L'unité de cette pensée, mise en forme par les idéologues au début de l'Empire, a été assurée par l'éducation. Loin de reposer sur un optimisme béat, celle-ci fait fond sur le lien fondamental établi par Condorcet entre "la nature de l'homme (cette nature qui n'existe potentiellement que dans le contrat qui fera de celui-ci un citoyen)" et le développement de ses "facultés cognitives". Par vocation, la république est enseignante.

Sans polémique, l'ancien mendésiste Nicolet met le doigt sur l'essentiel.
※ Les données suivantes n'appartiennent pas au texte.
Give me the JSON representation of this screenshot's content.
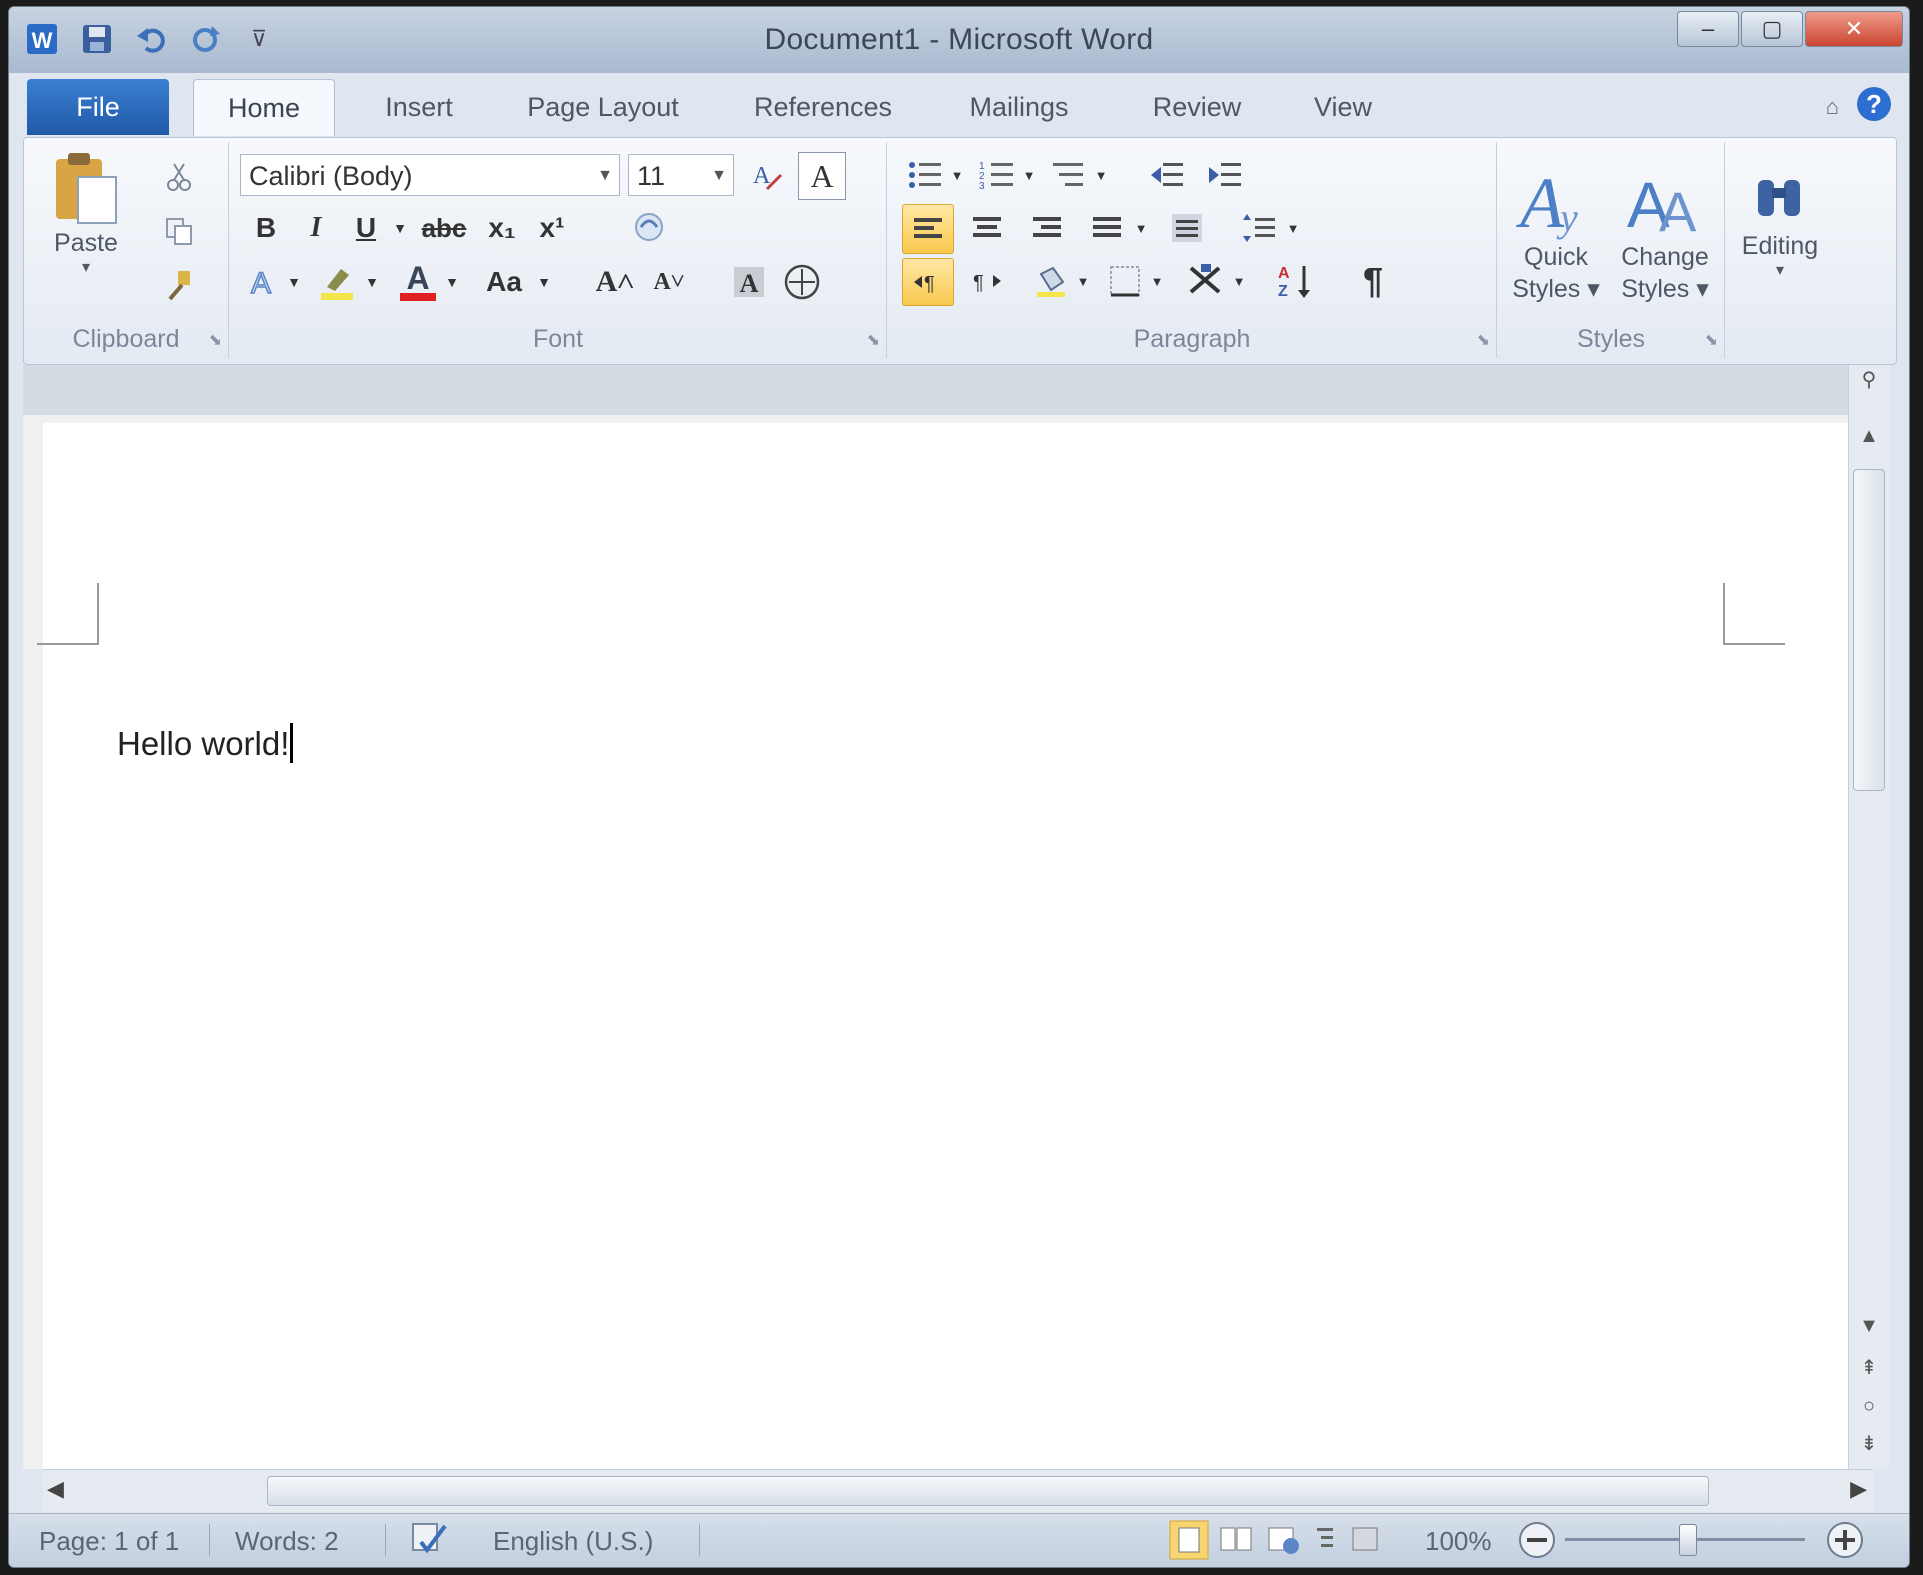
{
  "window": {
    "title": "Document1 - Microsoft Word",
    "controls": {
      "minimize": "–",
      "maximize": "▢",
      "close": "✕"
    }
  },
  "qat": {
    "customize": "⊽"
  },
  "tabs": [
    {
      "label": "File"
    },
    {
      "label": "Home"
    },
    {
      "label": "Insert"
    },
    {
      "label": "Page Layout"
    },
    {
      "label": "References"
    },
    {
      "label": "Mailings"
    },
    {
      "label": "Review"
    },
    {
      "label": "View"
    }
  ],
  "ribbon": {
    "clipboard": {
      "paste": "Paste",
      "group": "Clipboard"
    },
    "font": {
      "name": "Calibri (Body)",
      "size": "11",
      "group": "Font",
      "bold": "B",
      "italic": "I",
      "underline": "U",
      "strike": "abc",
      "subscript": "x₁",
      "superscript": "x¹",
      "textcolor": "A",
      "changecase": "Aa",
      "grow": "A˄",
      "shrink": "A˅"
    },
    "paragraph": {
      "group": "Paragraph",
      "pilcrow": "¶"
    },
    "styles": {
      "quick": "Quick Styles ▾",
      "change": "Change Styles ▾",
      "group": "Styles"
    },
    "editing": {
      "label": "Editing"
    }
  },
  "document": {
    "text": "Hello world!"
  },
  "status": {
    "page": "Page: 1 of 1",
    "words": "Words: 2",
    "language": "English (U.S.)",
    "zoom": "100%"
  }
}
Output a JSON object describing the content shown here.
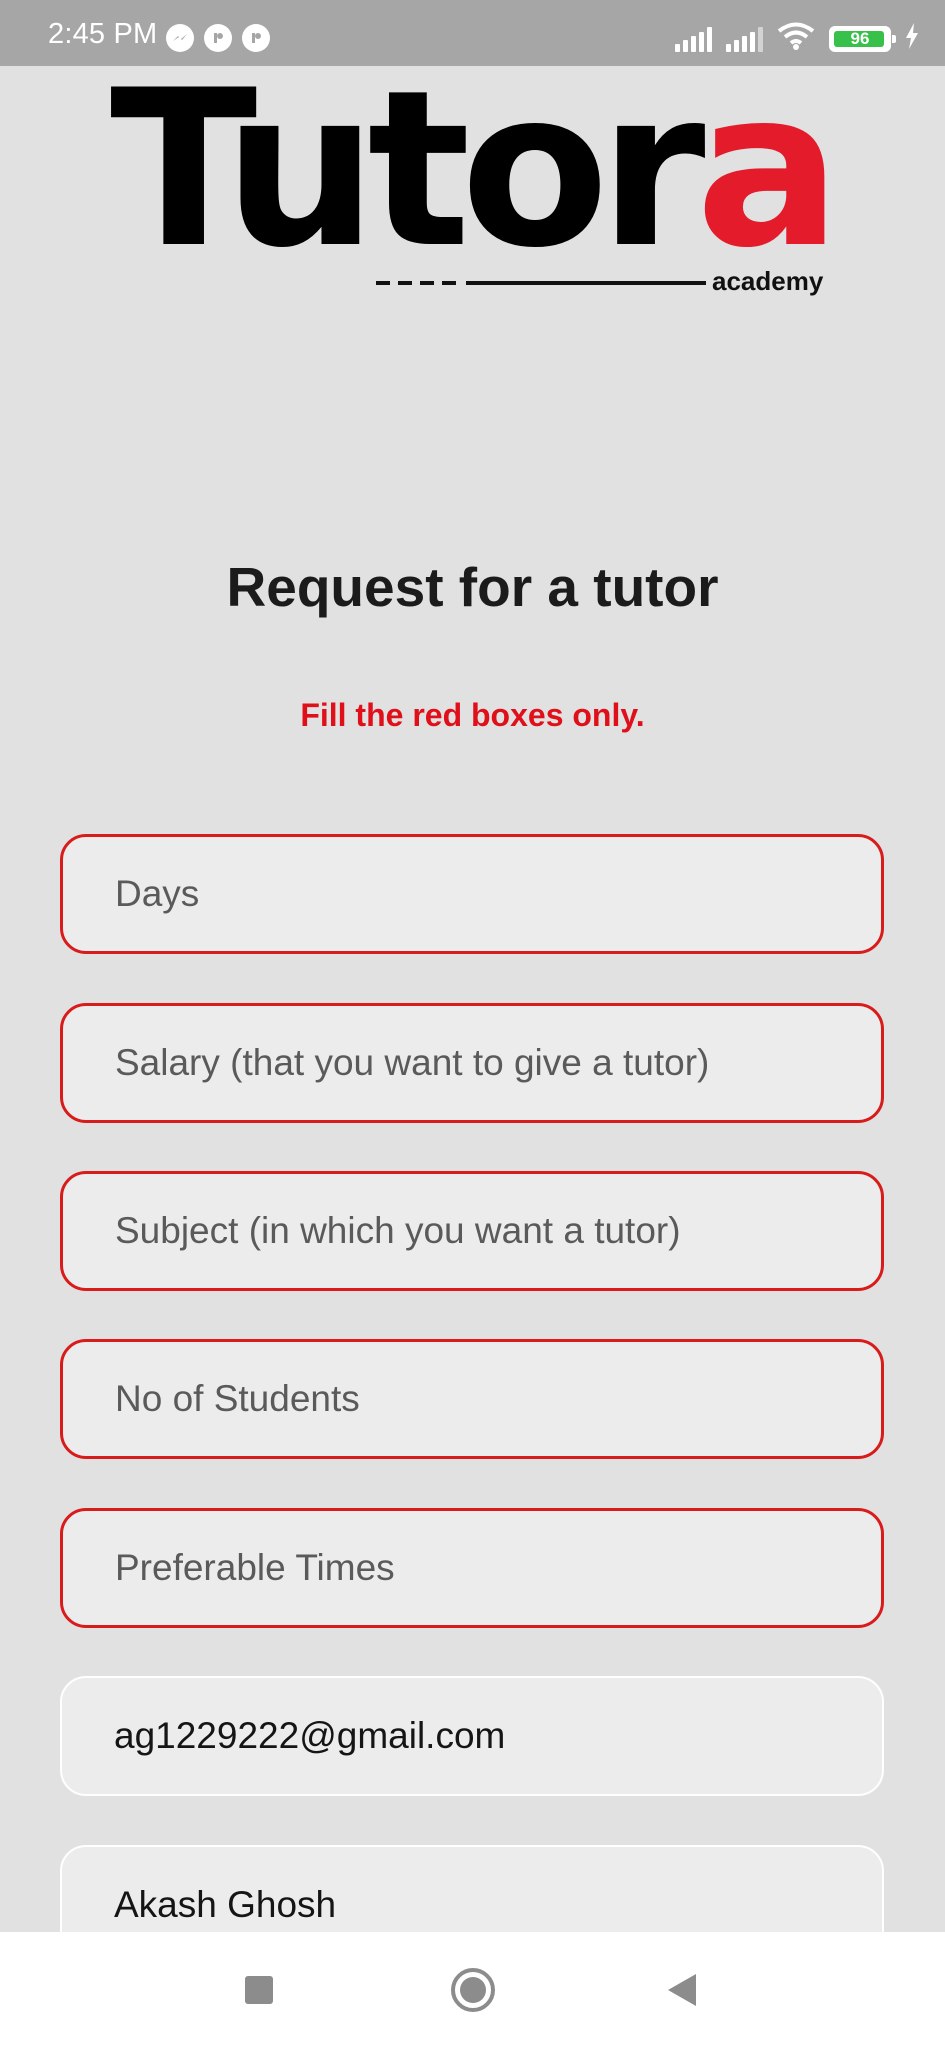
{
  "status_bar": {
    "time": "2:45 PM",
    "battery": "96",
    "battery_level_percent": 96,
    "icons": [
      "messenger-icon",
      "app-icon",
      "app-icon",
      "signal-icon",
      "signal-icon",
      "wifi-icon",
      "battery-icon",
      "charging-icon"
    ]
  },
  "logo": {
    "main": "Tutor",
    "accent": "a",
    "sub": "academy",
    "accent_color": "#e41b2a"
  },
  "title": "Request for a tutor",
  "note": "Fill the red boxes only.",
  "fields": [
    {
      "placeholder": "Days",
      "value": "",
      "required": true
    },
    {
      "placeholder": "Salary (that you want to give a tutor)",
      "value": "",
      "required": true
    },
    {
      "placeholder": "Subject (in which you want a tutor)",
      "value": "",
      "required": true
    },
    {
      "placeholder": "No of Students",
      "value": "",
      "required": true
    },
    {
      "placeholder": "Preferable Times",
      "value": "",
      "required": true
    },
    {
      "placeholder": "",
      "value": "ag1229222@gmail.com",
      "required": false
    },
    {
      "placeholder": "",
      "value": "Akash Ghosh",
      "required": false
    }
  ],
  "colors": {
    "required_border": "#d81b1b",
    "note": "#e0101a",
    "background": "#e1e1e1"
  },
  "nav_bar": [
    "recents-square-icon",
    "home-circle-icon",
    "back-triangle-icon"
  ]
}
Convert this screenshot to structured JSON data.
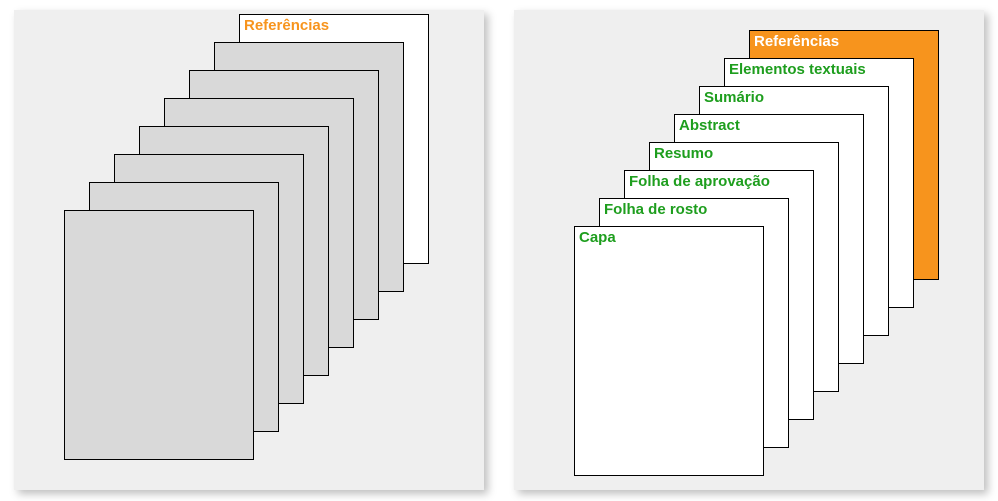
{
  "leftStack": {
    "topLabel": "Referências"
  },
  "rightStack": {
    "pages": [
      {
        "label": "Referências",
        "color": "white"
      },
      {
        "label": "Elementos textuais",
        "color": "green"
      },
      {
        "label": "Sumário",
        "color": "green"
      },
      {
        "label": "Abstract",
        "color": "green"
      },
      {
        "label": "Resumo",
        "color": "green"
      },
      {
        "label": "Folha de aprovação",
        "color": "green"
      },
      {
        "label": "Folha de rosto",
        "color": "green"
      },
      {
        "label": "Capa",
        "color": "green"
      }
    ]
  }
}
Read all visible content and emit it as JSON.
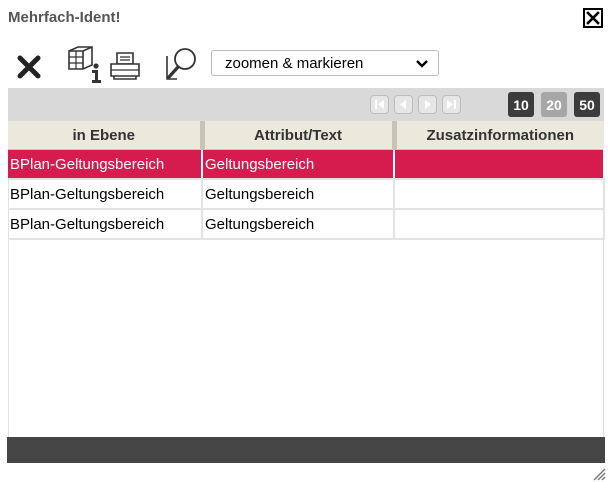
{
  "window": {
    "title": "Mehrfach-Ident!"
  },
  "toolbar": {
    "icons": [
      "delete-icon",
      "feature-info-icon",
      "print-icon",
      "zoom-icon"
    ],
    "mode_select": {
      "selected": "zoomen & markieren"
    }
  },
  "pager": {
    "page_sizes": [
      "10",
      "20",
      "50"
    ],
    "active_page_size": "20"
  },
  "table": {
    "columns": [
      "in Ebene",
      "Attribut/Text",
      "Zusatzinformationen"
    ],
    "rows": [
      {
        "layer": "BPlan-Geltungsbereich",
        "attribute": "Geltungsbereich",
        "info": "",
        "selected": true
      },
      {
        "layer": "BPlan-Geltungsbereich",
        "attribute": "Geltungsbereich",
        "info": "",
        "selected": false
      },
      {
        "layer": "BPlan-Geltungsbereich",
        "attribute": "Geltungsbereich",
        "info": "",
        "selected": false
      }
    ]
  },
  "colors": {
    "selected_row": "#d61b4f",
    "header_bg": "#ebe9dc",
    "status_bar": "#454545"
  }
}
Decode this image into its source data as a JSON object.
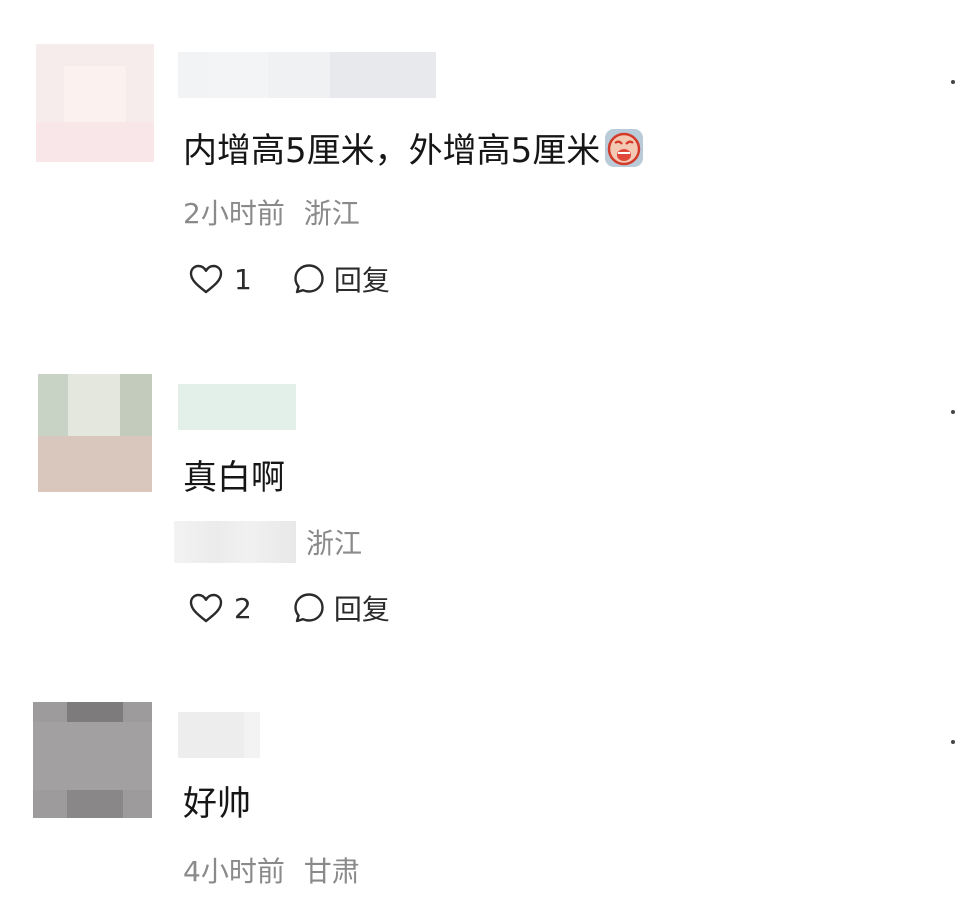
{
  "comments": [
    {
      "text": "内增高5厘米，外增高5厘米",
      "emoji": "crying-face-emoji",
      "time": "2小时前",
      "location": "浙江",
      "likes": "1",
      "reply_label": "回复"
    },
    {
      "text": "真白啊",
      "time": "",
      "location": "浙江",
      "likes": "2",
      "reply_label": "回复"
    },
    {
      "text": "好帅",
      "time": "4小时前",
      "location": "甘肃"
    }
  ],
  "icons": {
    "like": "heart-outline-icon",
    "reply": "speech-bubble-icon",
    "more": "more-dots-icon"
  },
  "colors": {
    "text": "#161616",
    "meta": "#8a8a8a",
    "icon": "#2b2b2b"
  }
}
La renonciation de l'école républicaine à ses principes, à sa culture, à ses méthodes n'est pas seulement un coup porté à l'égalité. C'est d'abord une défaite de la liberté. Prenons garde de semer, là où jadis on formait des citoyens, des pépinières d'esclaves.

Histoire, Nation, République, par Claude Nicolet, Odile Jacob, 350 p., 160 F.

(1) LTI, Linqua Tertii Imperii ou la langue du IIIe Reich, du philologue juif allemand Victor Klemperer, qui ne fut pas par hasard un spécialiste des Lumières, date de 1947. Ce livre a été traduit en 1996 aux éditions Albin Michel.